第10章 現れた幼馴染み
〜 迅side 〜
ーー 朝霧家・玄関
迅「すみませ〜ん!どなたかいらっしゃいませんか!?朝霧さん!!」
学校から急いでバイクを走らせて蓮の家へ飛んできたオレは、家の前に立ち何度も呼鈴を鳴らす。
だがなんの反応も無い。
迅「蓮、居たら返事してくれ!!蓮!!」
近所迷惑になるのもお構い無しにドアをドンドンと叩き、大声で何度も蓮の名を呼ぶが、やはり反応が無い。

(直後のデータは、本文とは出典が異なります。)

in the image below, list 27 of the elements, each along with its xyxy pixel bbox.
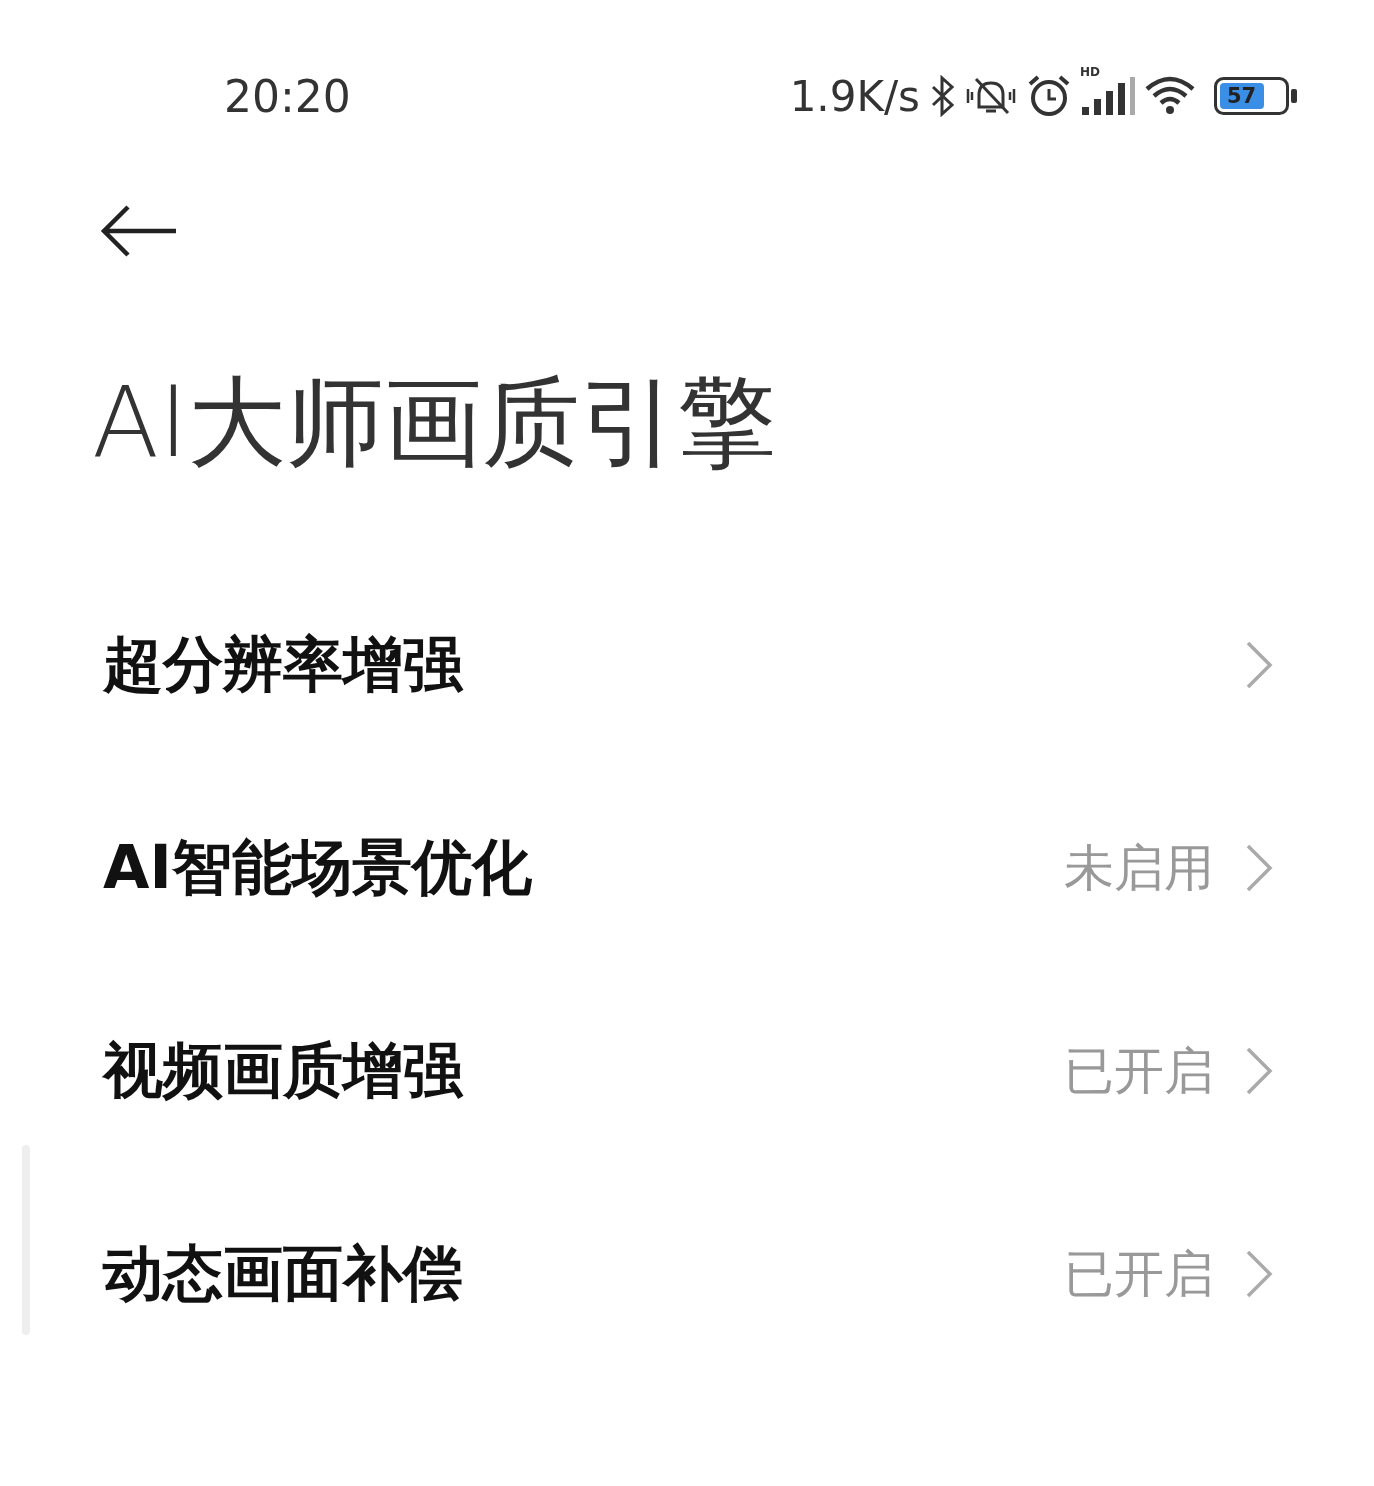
settings-item[interactable]: 视频画质增强 已开启 xyxy=(0,969,1374,1173)
chevron-icon xyxy=(1244,843,1274,894)
status-time: 20:20 xyxy=(224,70,351,122)
item-status: 已开启 xyxy=(1064,1243,1214,1305)
muted-bell-icon xyxy=(964,75,1018,117)
battery-icon xyxy=(1214,77,1298,115)
settings-item[interactable]: AI智能场景优化 未启用 xyxy=(0,766,1374,970)
wifi-icon xyxy=(1144,75,1196,117)
chevron-icon xyxy=(1244,640,1274,691)
settings-item[interactable]: 超分辨率增强 xyxy=(0,563,1374,767)
battery-percent: 57 xyxy=(1227,83,1257,109)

仕方無くその場を立ち去り、元来た道をトボトボと歩く。
迅「蓮…何処行っちまったんだよ……帰ってきてくれよ……」(ズズッ
目頭が熱くなり、涙が流れる。
鼻を啜って目元を服の袖で乱暴に拭う。
迅「はあ…どうすっかな……今更学校戻っても先公と瑠花にドヤされるよなぁ……。よし、彼処に行くか」
思い立ったオレは先程来た道とは少し外れた所にある木が生い茂った脇道に入った。
暫く進むと、海が良く見える崖に辿り着いた。
迅「此処に来んのも久しぶりだな〜。最近は生徒会の仕事が忙しくて遊ぶ暇さえなかったもんな〜」
なんて一人でブツブツ言って木に背中を預ける。
迅「蓮、早く帰って来い…。またみんなで…この景色見ようぜ……?」
何処にいるのか分からない蓮に向けて呟く。
すると、崖下に何やら光る物が見えた。
迅「ん?何だ?」
気になって覗き込む。
それは空中に穴が空いている様な感じで、穴の中が白く光っていてまるでホワイトホールの様な物だった。
迅「な、何だありゃ?」
ズザッ
迅「…え?」(汗
覗き込み過ぎたのか、オレは足を滑らせてそのまま下に落ちる。
迅「わあああああっ!!」
オレはその光の穴目掛けて真っ逆さまに落ちていった。
中に入ると穴は閉じ、オレの意識もそこで途絶えた。